Сочувствующе улыбнулась Бирюковой:
- А тебе тоже такого хочется?
Бирюкова растерялась. Но тут же съехидничала:
-И как вы с Самарцевой одного папаньку на двоих делите, Алён?.. Небось, до соплей обидно: то только твоим был… а тут – нежданно-негаданно! – ещё одна дочка появилась…Сеструха прямо на голову тебе свалилась… с ещё одной мамашей в придачу.
Бирюкова оглянулась на одноклассниц – в уверенной надежде, что они своим смехом поддержат её… Девчонки молчали. А через секунду всё же рассмеялись: от Маринкиного пинка носком под зад Вероника отлетела к противоположной стенке девчоночьей раздевалки.
- А ничё так, – серьёзно оценила Алёна молчаливый, но выразительный Маринкин ответ Бирюковой. – Тебе тоже понравилось, Вероник?..
Но дома Алёна с Мариной по-прежнему почти не разговаривали. При Алёне Марина старалась не показывать, как ей хочется самой добавить борща в тарелку Александра Степановича, выбрать для него самую румяную и сочную котлету, подать хлеб, налить чашку чая… Даже просто встретиться с его глазами, такими внимательными и всё понимающими… и ставшими очень родными.
Бывало такое, что сразу всем – Татьяне и девочкам – очень надо было постирать его рубашку или погладить брюки… Гаранин говорил серьёзно, а глаза его смеялись:
- Жизнь удалась. До чего же хорошо, когда у тебя три девчонки в доме! И все, как одна, синеглазые!

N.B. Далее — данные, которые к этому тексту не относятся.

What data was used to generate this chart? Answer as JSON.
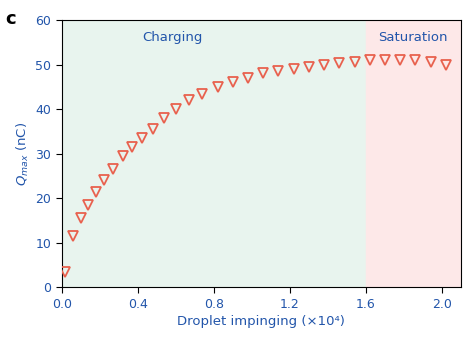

И невозможно было сдержаться, чтобы тоже не рассмеяться после его слов, и тут же все втроём замечали, что надо ещё почистить картошку, порезать капусту и натереть морковь со свёклой для борща. И оказывалось незаметным, кто в этот раз постирал и погладил ему рубашку – к завтрашнему совещанию директоров шахт…
Татьяна сдерживала Гаранина, когда он возвращался с работы и обнимал её, целовал её волосы, – ему этого целый день хотелось.
- Не надо при девчонках, Саша, – останавливала его Таня.
А он всё равно прижимал её к себе:
- Почему, Танюша? Пусть дочки знают, какое это счастье, когда мужчина любит женщину.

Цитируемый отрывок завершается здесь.